The question I kept asking as I read Tom Wright’s new book, Simply Jesus: A New Vision of Who He Was, What He Did, and Why He Matters, was this: OK, so God becomes King in Jesus and God exercises his sovereignty through Jesus, but what does that look like today? where is that to be found today? How close are kingdom and church? How is it meaningful to say Jesus is the Ruler of the World? I found this chp fascinating.

First,  Tom contends vigorously, and he anchors this from Genesis 1 to Revelation, that God exercises his rule today through the church, through us.

Jesus rescues humans in order to extend his kingdom and rescue project through those who are rescued. We are not helping him; he gives this task to us. He called his followers to be his witnesses in Acts 1. It was through them that the gospel would go to the Roman empire. Tom develops the temple them in Acts.

Second, the vital action of the followers of Jesus in this kingdom work is to worship the one and only God, and worship is the most political action the Christians are to perform. They are also to do good works as the way to implement the rule of Christ in this world. The church has surrendered too much of this to the State, forgetting that it was the church that did these things over its history. [I wondered here if Tom would consider the implementation of these elements by the state as evidence of the church’s ministry and mission being successful.]
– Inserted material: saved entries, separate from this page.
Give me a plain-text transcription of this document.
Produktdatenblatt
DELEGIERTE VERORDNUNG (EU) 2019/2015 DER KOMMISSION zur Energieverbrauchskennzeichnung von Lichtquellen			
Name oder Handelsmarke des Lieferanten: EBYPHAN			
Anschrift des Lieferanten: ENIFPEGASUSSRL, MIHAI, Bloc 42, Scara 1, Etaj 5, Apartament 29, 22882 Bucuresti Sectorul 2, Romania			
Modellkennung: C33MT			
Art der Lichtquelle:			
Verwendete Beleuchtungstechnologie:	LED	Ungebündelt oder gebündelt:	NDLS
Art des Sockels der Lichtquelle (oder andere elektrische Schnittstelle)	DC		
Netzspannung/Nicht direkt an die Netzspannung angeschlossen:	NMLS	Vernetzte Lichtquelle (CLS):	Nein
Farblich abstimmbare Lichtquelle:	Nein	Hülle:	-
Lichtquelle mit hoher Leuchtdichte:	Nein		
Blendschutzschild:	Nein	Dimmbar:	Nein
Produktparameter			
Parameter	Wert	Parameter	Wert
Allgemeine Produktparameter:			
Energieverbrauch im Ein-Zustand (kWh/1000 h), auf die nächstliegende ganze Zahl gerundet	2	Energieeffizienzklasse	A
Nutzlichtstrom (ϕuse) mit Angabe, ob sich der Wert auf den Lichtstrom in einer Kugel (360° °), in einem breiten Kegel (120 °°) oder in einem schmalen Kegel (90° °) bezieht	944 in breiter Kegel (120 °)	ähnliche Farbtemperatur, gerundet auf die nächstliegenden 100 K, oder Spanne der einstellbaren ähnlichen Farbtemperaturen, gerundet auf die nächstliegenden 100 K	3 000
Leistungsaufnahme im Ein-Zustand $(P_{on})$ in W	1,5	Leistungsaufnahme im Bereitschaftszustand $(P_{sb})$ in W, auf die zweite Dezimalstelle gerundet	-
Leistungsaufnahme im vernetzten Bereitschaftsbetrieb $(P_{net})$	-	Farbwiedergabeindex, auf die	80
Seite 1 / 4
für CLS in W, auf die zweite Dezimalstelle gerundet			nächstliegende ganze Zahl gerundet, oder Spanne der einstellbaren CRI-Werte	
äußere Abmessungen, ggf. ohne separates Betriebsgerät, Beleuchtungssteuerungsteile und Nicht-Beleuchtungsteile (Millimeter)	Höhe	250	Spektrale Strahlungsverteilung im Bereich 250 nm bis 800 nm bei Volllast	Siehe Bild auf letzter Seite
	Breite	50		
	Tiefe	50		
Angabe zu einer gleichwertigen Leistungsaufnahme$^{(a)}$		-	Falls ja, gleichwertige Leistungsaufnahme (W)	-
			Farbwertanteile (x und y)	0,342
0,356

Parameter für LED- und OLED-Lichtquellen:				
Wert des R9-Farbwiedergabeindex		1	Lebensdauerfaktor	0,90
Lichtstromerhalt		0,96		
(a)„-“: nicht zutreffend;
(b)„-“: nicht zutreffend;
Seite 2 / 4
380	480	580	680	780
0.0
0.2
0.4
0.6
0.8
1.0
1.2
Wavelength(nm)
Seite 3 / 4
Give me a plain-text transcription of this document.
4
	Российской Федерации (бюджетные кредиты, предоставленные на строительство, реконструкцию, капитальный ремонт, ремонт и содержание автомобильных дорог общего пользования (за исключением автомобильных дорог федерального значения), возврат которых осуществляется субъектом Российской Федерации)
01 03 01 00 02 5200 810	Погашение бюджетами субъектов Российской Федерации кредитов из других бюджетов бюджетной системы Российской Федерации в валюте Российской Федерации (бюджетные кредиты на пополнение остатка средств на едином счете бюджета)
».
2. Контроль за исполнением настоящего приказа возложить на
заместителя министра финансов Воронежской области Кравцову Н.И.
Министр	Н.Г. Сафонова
I would ask you: Where is the kingdom manifested today?

Third, this means Tom is one of the important voices today in seeing the significance of the church in the kingdom of God in this world today; it means he sees an ecclesial shape to kingdom. He has some wise words about how the media talks about the church and observes that it might be a 1000 to 1 ratio of folks doing good things vs. the one bad egg the media decides to squat on. The church, he reminds us, is the society of the forgiven and reconciled and not the society of the perfect.

This leads him to reflect a bit on how the kingdom is working today: in divinely-shaped order and not chaos; God’s bending of the will of those not living under his kingship; the need for the church to call leaders and rulers and nations to account and to bear witness to the rule of Jesus in this world.

Tom sees the kingdom at work wherever the will of God is being done.